En janvier 1999, Christophe Dugarry est poussé au départ de l'OM par Rolland Courbis qui lui annonce même que son transfert à la Juventus est réglé. Le champion du monde 1998 appelle donc son grand pote Zinedine Zidane qui lui assure qu'il compte quitter la Vieille Dame six mois plus tard. Mais cela n'est pas réellement passé de cette façon.
Peu après l'annonce du décès de Rolland Courbis, Christophe Dugarry a raconté une anecdote datant de janvier 1999 alors qu'il évoluait à l'OM, entraîné à l'époque par Coach Courbis. Le champion du monde 1998 est alors poussé au départ vers la Juventus, mais il n'est pas du tout chaud pour cette signature. Très proche de Zinedine Zidane, Christophe Dugarry appelle celui qui est alors le meneur de jeu de la Vieille Dame. Et ce dernier lui annonce qu'il va partir à la fin de la saison. Sauf que Zizou signera finalement au Real Madrid durant l'été 2001, soit un an et demi plus tard.
En partance pour la Juve, Dugarry appelle Zidane...

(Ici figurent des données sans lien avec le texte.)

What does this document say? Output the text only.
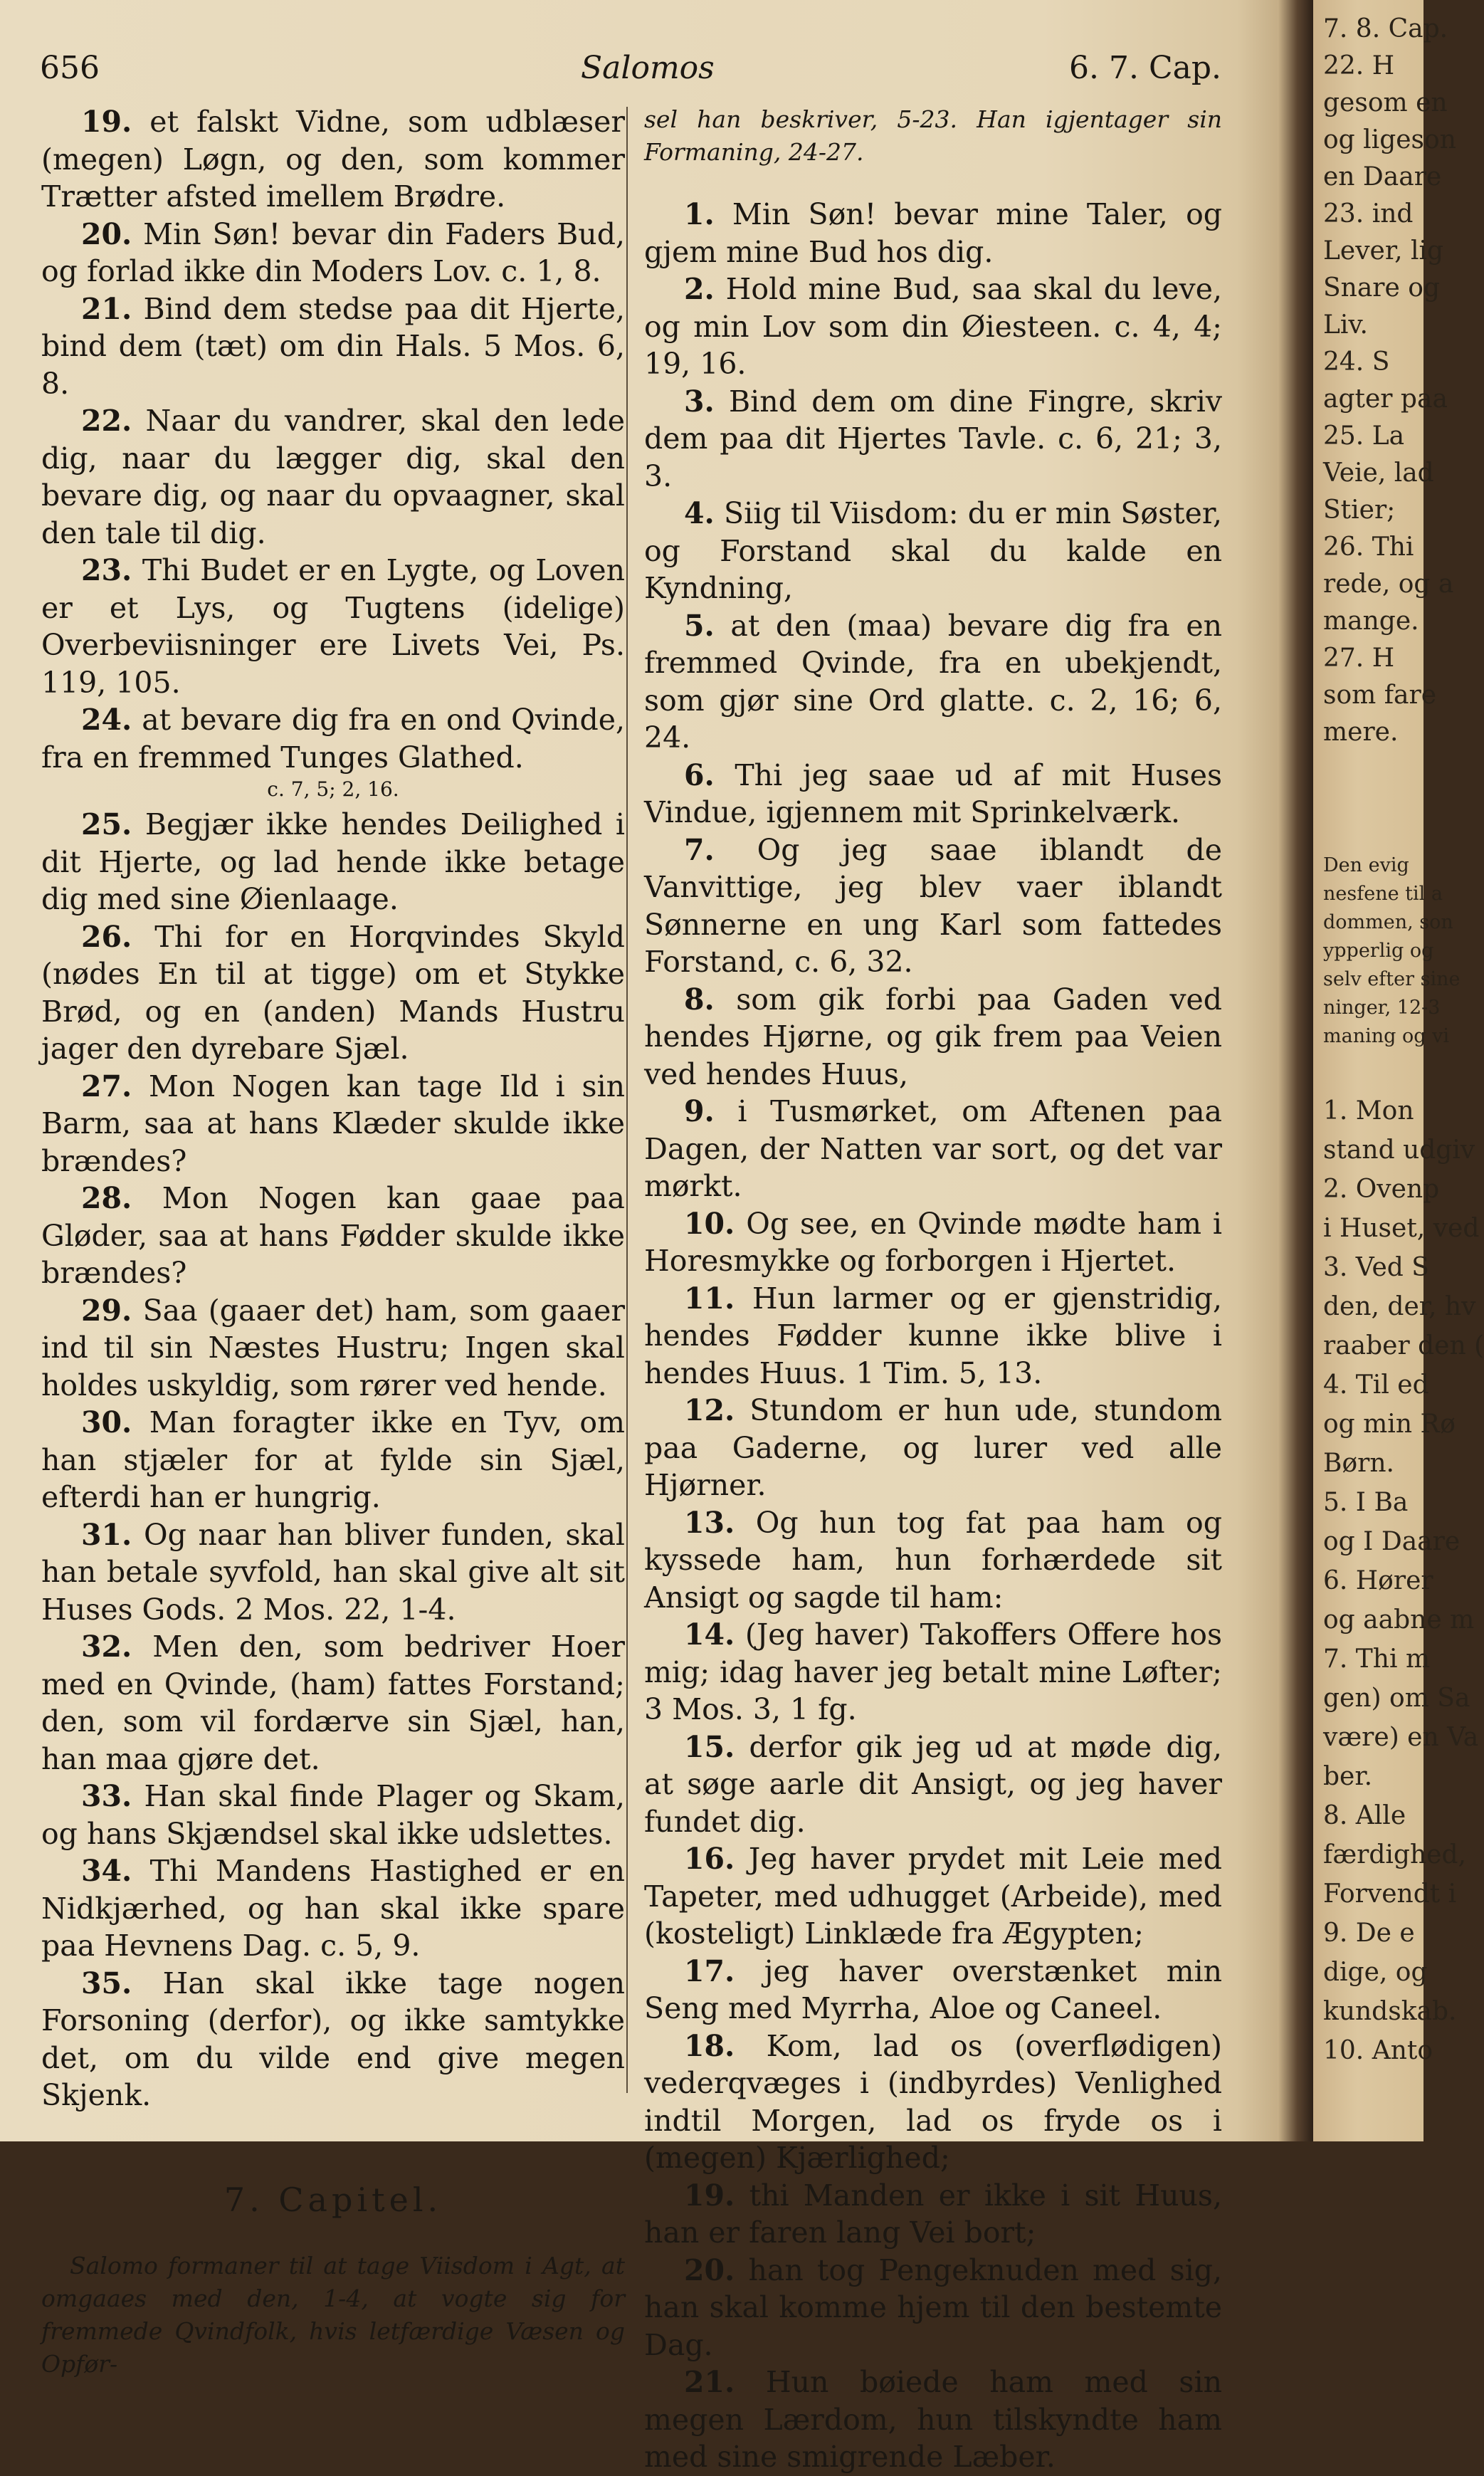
656	Salomos	6. 7. Cap.

19. et falskt Vidne, som udblæser (megen) Løgn, og den, som kommer Trætter afsted imellem Brødre.

20. Min Søn! bevar din Faders Bud, og forlad ikke din Moders Lov. c. 1, 8.

21. Bind dem stedse paa dit Hjerte, bind dem (tæt) om din Hals. 5 Mos. 6, 8.

22. Naar du vandrer, skal den lede dig, naar du lægger dig, skal den bevare dig, og naar du opvaagner, skal den tale til dig.

23. Thi Budet er en Lygte, og Loven er et Lys, og Tugtens (idelige) Overbeviisninger ere Livets Vei, Ps. 119, 105.

24. at bevare dig fra en ond Qvinde, fra en fremmed Tunges Glathed.

c. 7, 5; 2, 16.

25. Begjær ikke hendes Deilighed i dit Hjerte, og lad hende ikke betage dig med sine Øienlaage.

26. Thi for en Horqvindes Skyld (nødes En til at tigge) om et Stykke Brød, og en (anden) Mands Hustru jager den dyrebare Sjæl.

27. Mon Nogen kan tage Ild i sin Barm, saa at hans Klæder skulde ikke brændes?

28. Mon Nogen kan gaae paa Gløder, saa at hans Fødder skulde ikke brændes?

29. Saa (gaaer det) ham, som gaaer ind til sin Næstes Hustru; Ingen skal holdes uskyldig, som rører ved hende.

30. Man foragter ikke en Tyv, om han stjæler for at fylde sin Sjæl, efterdi han er hungrig.

31. Og naar han bliver funden, skal han betale syvfold, han skal give alt sit Huses Gods. 2 Mos. 22, 1-4.

32. Men den, som bedriver Hoer med en Qvinde, (ham) fattes Forstand; den, som vil fordærve sin Sjæl, han, han maa gjøre det.

33. Han skal finde Plager og Skam, og hans Skjændsel skal ikke udslettes.

34. Thi Mandens Hastighed er en Nidkjærhed, og han skal ikke spare paa Hevnens Dag. c. 5, 9.

35. Han skal ikke tage nogen Forsoning (derfor), og ikke samtykke det, om du vilde end give megen Skjenk.

7. Capitel.

Salomo formaner til at tage Viisdom i Agt, at omgaaes med den, 1-4, at vogte sig for fremmede Qvindfolk, hvis letfærdige Væsen og Opfør-

sel han beskriver, 5-23. Han igjentager sin Formaning, 24-27.

1. Min Søn! bevar mine Taler, og gjem mine Bud hos dig.

2. Hold mine Bud, saa skal du leve, og min Lov som din Øiesteen. c. 4, 4; 19, 16.

3. Bind dem om dine Fingre, skriv dem paa dit Hjertes Tavle. c. 6, 21; 3, 3.

4. Siig til Viisdom: du er min Søster, og Forstand skal du kalde en Kyndning,

5. at den (maa) bevare dig fra en fremmed Qvinde, fra en ubekjendt, som gjør sine Ord glatte. c. 2, 16; 6, 24.

6. Thi jeg saae ud af mit Huses Vindue, igjennem mit Sprinkelværk.

7. Og jeg saae iblandt de Vanvittige, jeg blev vaer iblandt Sønnerne en ung Karl som fattedes Forstand, c. 6, 32.

8. som gik forbi paa Gaden ved hendes Hjørne, og gik frem paa Veien ved hendes Huus,

9. i Tusmørket, om Aftenen paa Dagen, der Natten var sort, og det var mørkt.

10. Og see, en Qvinde mødte ham i Horesmykke og forborgen i Hjertet.

11. Hun larmer og er gjenstridig, hendes Fødder kunne ikke blive i hendes Huus. 1 Tim. 5, 13.

12. Stundom er hun ude, stundom paa Gaderne, og lurer ved alle Hjørner.

13. Og hun tog fat paa ham og kyssede ham, hun forhærdede sit Ansigt og sagde til ham:

14. (Jeg haver) Takoffers Offere hos mig; idag haver jeg betalt mine Løfter; 3 Mos. 3, 1 fg.

15. derfor gik jeg ud at møde dig, at søge aarle dit Ansigt, og jeg haver fundet dig.

16. Jeg haver prydet mit Leie med Tapeter, med udhugget (Arbeide), med (kosteligt) Linklæde fra Ægypten;

17. jeg haver overstænket min Seng med Myrrha, Aloe og Caneel.

18. Kom, lad os (overflødigen) vederqvæges i (indbyrdes) Venlighed indtil Morgen, lad os fryde os i (megen) Kjærlighed;

19. thi Manden er ikke i sit Huus, han er faren lang Vei bort;

20. han tog Pengeknuden med sig, han skal komme hjem til den bestemte Dag.

21. Hun bøiede ham med sin megen Lærdom, hun tilskyndte ham med sine smigrende Læber.

7. 8. Cap.
22. H
gesom en
og ligeson
en Daare
23. ind
Lever, lig
Snare og
Liv.
24. S
agter paa
25. La
Veie, lad
Stier;
26. Thi
rede, og a
mange.
27. H
som fare
mere.
Den evig
nesfene til a
dommen, son
ypperlig og
selv efter sine
ninger, 12-3
maning og vi
1. Mon
stand udgiv
2. Ovenp
i Huset, ved
3. Ved S
den, der, hv
raaber den (
4. Til ed
og min Rø
Børn.
5. I Ba
og I Daare
6. Hører
og aabne m
7. Thi m
gen) om Sa
være) en Va
ber.
8. Alle
færdighed,
Forvendt i
9. De e
dige, og
kundskab.
10. Anto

« On est au vert à Fuveau à l’époque, à côté d’Aix en Provence, et la veille de match il me dit que je vais signer à la Juventus de Turin. Je viens d’avoir mon premier enfant, né au mois d’octobre, je suis installé à Marseille, on vient d’être Champions du Monde six mois avant… Je suis bien à Marseille, tout se passe bien, je suis tranquille, je suis enfin assez stable après mes passages à Milan et Barcelone qui n’ont pas été concluants. Je ne veux pas partir à la Juve, j’appelle Zizou et je lui demande comment ça se passe, s’il va rester. Il me dit que dans six mois il s’en va… Rolland insiste pour que je signe là-bas », se rappelle l'ancien joueur de l'OM au micro de RMC avant de poursuivre
... qui ne lui dit pas la vérité sur son départ
« Je dis que je ne veux pas y aller là-bas, dans le brouillard… J’ai enfin un peu de stabilité. Il me dit ‘de toute façon, tu n’as pas le choix, j’ai déjà trouvé ton remplaçant, c’est Bruno Rodriguez’. Je me suis enfermé dans la chambre. Mais il me dit ‘l’avion est parti de Turin avec le directeur sportif, tu pars, ça y est, c’est réglé’. Je lui dis que je ne pars pas, et je me bloque dans la chambre. Je ne donne plus de nouvelles, je ne réponds à rien. A l’arrivée, je ne pars pas, j’arrive à tenir le truc, et ils vont signer Thierry Henry quinze jours après, où ça se passe moyen. C’était Rolland, qui n’était parfois pas qu’entraineur. Cela fait partie des grosses colères. C’était un face à face, nez à nez. Ça a été compliqué, c’était limite. Imagine Rolland avec sa gouaille, et moi qui lui dis que je ne vais pas partir… On était à deux doigts du coup de tête, c’était vraiment très chaud », ajoute Christophe Dugarry.